We install Perl modules into repos that we deploy from. Rarely, we put pure-Perl modules into our main repo of source code because either we expect to have to make progressive changes to the module or (even more rarely) because there is less overhead (and lead time) in deploying just the one repo.

Mostly, we install modules into a "Perl modules" repo which we deploy as part of setting up a system. Such repos have a separate directory for each platform we deploy to. We get the modules into the repo by checking out the appropriate subdirectory on an appropriate system and using whatever tools to install the module into that subdirectory.

Rarely we fix bugs in a "Perl modules" repo. So it is good to have "deploy" just be "copy the files" not crazy things like "run this tool" or even "compile this code". Much more worrying would be if deploy included "download this list of modules". It is also good that the work of getting a module installed only has to be done once per module per platform.

Unfortunately, the people maintaining theses repos failed to keep track of which versions of which modules have been included. So we have a backlog item to catalog that information (as a pre-requisite for evaluating the impact of standardizing on a newer version of Perl yet again).

It is good that the repo tracks what files got changed when. They just don't directly track which module distribution(s) got installed that caused those files to be added or updated. But it is also true that not all changes are due to installing a new version of a module, so using a repo is important, IMHO.

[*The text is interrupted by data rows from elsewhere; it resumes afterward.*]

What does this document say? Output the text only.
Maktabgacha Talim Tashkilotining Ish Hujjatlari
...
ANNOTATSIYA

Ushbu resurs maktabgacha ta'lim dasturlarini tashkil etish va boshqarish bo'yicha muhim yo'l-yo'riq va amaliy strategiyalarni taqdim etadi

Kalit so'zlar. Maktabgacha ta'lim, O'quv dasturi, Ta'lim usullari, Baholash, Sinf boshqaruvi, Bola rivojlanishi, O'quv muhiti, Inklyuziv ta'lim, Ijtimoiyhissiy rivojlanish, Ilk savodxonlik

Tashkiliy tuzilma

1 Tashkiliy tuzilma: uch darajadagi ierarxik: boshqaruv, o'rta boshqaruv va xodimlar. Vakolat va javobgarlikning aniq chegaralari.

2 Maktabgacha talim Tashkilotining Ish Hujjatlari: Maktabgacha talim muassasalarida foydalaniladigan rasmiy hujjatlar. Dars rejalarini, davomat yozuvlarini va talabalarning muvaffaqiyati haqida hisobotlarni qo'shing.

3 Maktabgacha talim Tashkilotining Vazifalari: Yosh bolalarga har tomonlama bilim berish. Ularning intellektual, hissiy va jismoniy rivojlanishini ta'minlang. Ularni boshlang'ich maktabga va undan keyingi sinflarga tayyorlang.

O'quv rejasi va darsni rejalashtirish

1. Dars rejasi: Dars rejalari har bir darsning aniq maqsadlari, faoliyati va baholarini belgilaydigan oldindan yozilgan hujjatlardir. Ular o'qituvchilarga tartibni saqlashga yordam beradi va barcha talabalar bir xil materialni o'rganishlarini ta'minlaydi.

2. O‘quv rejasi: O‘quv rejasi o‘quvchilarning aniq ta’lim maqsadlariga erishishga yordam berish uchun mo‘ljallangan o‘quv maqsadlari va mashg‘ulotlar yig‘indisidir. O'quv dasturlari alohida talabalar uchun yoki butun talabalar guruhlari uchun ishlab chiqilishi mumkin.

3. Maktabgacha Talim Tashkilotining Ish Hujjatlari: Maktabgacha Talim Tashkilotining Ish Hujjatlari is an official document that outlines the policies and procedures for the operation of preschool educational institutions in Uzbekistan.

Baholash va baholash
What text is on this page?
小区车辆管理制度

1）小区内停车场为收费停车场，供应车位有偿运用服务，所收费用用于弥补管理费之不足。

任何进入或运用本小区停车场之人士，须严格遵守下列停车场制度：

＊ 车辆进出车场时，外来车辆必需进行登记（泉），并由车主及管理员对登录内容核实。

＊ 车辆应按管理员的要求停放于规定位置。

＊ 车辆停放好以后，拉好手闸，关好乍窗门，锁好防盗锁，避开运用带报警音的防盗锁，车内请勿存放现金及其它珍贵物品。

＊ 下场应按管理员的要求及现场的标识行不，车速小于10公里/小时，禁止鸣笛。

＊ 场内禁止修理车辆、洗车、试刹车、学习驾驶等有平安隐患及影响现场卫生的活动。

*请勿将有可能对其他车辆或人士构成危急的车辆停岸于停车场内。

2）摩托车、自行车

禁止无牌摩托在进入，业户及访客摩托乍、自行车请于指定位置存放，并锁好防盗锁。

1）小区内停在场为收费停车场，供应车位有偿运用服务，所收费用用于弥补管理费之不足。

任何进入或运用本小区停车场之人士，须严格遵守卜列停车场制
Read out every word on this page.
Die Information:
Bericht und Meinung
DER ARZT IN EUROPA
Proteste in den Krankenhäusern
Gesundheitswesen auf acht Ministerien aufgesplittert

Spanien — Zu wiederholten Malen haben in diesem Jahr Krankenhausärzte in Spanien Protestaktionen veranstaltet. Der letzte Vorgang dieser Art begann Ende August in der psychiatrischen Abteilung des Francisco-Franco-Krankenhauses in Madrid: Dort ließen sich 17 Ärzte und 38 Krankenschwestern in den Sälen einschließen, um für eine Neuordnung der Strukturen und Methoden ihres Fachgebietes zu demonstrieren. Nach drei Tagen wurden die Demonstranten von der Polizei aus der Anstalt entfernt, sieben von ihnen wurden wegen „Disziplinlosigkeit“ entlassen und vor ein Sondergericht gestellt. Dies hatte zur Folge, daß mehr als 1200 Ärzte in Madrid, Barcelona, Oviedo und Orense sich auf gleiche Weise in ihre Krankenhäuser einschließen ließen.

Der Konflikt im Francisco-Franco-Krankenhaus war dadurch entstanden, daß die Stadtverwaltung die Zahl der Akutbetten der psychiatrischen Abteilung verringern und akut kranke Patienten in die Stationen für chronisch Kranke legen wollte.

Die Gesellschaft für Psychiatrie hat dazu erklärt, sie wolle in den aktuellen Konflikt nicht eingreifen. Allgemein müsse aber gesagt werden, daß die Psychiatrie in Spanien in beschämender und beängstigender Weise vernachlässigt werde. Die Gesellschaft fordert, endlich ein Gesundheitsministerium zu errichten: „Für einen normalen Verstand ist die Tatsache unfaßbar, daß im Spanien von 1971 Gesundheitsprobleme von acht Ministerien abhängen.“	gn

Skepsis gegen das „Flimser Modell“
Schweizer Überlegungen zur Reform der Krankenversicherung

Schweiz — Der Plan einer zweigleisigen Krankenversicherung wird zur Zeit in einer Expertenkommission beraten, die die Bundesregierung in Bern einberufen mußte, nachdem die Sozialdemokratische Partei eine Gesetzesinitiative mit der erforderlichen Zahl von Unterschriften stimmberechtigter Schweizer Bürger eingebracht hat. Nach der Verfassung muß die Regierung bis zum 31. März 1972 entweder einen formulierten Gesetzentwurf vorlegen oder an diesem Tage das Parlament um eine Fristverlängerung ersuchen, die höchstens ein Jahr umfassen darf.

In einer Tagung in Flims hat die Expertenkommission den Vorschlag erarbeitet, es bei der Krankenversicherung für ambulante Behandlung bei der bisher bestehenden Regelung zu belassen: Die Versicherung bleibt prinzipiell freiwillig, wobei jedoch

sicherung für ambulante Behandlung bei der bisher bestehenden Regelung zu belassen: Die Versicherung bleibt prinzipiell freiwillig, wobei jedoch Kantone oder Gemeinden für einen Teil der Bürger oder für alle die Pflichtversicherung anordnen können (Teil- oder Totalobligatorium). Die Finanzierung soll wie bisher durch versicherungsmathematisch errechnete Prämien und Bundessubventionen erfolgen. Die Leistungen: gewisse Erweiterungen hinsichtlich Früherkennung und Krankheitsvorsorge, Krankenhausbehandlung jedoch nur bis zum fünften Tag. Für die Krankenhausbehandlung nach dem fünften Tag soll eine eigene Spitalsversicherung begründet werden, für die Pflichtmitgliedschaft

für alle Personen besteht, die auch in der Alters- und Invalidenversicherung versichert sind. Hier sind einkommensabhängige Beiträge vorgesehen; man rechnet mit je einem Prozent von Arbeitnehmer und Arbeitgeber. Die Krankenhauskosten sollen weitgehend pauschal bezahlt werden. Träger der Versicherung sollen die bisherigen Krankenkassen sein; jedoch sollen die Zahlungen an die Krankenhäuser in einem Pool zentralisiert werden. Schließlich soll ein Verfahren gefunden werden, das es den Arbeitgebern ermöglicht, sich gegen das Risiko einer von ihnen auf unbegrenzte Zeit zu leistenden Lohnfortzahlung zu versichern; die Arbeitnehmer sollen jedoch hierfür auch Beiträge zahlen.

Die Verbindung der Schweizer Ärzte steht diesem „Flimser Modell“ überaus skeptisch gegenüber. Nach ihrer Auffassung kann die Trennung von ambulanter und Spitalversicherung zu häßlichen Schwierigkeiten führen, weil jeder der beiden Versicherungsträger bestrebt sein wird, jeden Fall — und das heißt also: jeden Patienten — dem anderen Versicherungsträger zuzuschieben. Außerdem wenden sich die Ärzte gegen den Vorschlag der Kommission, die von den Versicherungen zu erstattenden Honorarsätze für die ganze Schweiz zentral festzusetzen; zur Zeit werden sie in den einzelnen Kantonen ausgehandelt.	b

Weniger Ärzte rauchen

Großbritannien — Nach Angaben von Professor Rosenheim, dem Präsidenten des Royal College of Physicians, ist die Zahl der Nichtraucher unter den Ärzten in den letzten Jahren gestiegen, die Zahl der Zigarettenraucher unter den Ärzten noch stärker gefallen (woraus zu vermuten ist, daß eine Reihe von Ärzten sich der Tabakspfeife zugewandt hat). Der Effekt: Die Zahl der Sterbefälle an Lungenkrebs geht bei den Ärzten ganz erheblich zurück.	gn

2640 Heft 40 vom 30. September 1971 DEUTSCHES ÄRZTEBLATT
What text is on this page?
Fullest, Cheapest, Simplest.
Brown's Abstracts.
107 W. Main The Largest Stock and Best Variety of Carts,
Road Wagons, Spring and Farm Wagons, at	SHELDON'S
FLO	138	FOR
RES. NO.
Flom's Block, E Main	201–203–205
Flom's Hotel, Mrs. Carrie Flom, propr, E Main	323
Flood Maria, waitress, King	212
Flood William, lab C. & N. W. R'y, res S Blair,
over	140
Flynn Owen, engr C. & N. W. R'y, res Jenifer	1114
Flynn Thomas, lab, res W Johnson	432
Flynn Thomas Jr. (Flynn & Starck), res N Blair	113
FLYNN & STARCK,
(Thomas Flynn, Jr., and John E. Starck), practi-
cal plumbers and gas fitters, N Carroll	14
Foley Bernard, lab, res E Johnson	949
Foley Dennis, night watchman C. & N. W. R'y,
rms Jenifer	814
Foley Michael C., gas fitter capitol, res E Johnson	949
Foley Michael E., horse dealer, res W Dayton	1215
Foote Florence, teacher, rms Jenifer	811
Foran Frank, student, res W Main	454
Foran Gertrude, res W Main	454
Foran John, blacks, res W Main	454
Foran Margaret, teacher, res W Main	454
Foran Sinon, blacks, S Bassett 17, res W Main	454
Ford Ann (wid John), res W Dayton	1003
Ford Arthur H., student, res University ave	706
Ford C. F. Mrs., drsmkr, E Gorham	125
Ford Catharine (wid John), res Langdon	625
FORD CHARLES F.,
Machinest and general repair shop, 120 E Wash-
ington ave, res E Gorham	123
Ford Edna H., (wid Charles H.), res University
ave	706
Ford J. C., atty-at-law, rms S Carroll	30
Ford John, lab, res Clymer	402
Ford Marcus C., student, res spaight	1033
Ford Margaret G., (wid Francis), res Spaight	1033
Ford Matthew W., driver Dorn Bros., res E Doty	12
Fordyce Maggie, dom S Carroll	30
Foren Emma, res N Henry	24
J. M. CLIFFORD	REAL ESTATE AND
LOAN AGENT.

"Perl module" repos tend to be specific to a particular product / team. We have a small number of approved builds of Perl that are in a "Perl binary" repo with a separate subdirectory per Perl build per platform. For example, we might have two approved builds of Perl 5.10.1, named perl-5.10.1-1 and perl-5.10.1-2, so we'll have a subdirectory for each supported platform for each of those builds.

Each team picks the build of Perl that they will use and so have "perl-5.10.1-2" in their project configuration files. So the team for the Fluff project ends up with fluff/bin/perl being a symbolic link to /site/perl/perl-5.10.1-2/bin/perl.

And that means that all the modules that get added to the fluff-perl-modules and fluff-perl-graphics and fluff-perl-mason module repos are installed using /site/fluff/bin/perl.

We will probably evaluate some tools for managing a stable of modules for the purpose of simplifying and/or automating:

  1. Tracking which versions of which modules are currently in a specific module repo
  2. Batching up the building of all those modules when a new platform needs to be supported
  3. Predicting the impact of upgrading one or more of the modules (which other modules will also need to be updated)

I doubt we'll get to the point of automating the step of, when we have new version(s) of module(s) to add, "for each supported platform, go to an appropriate 'build host', check out the appropriate subdirectory, install the list of new module versions, test, check in".

And I suspect that step (2) (as very rarely as it happens) can require going to backpan to get the same version of the module as we're using on all of the existing platforms. We do that because upgrading a module version is much more likely to cause problems, IME, than upgrading Perl versions or switching platforms (now that I don't have to deal with AI/X, HP/UX, nor Solaris). And because we don't bother to archive the distribution tar balls that we downloaded (which is probably a mistake -- that's something that any tool attempting to address this problem space should be capable of doing automatically).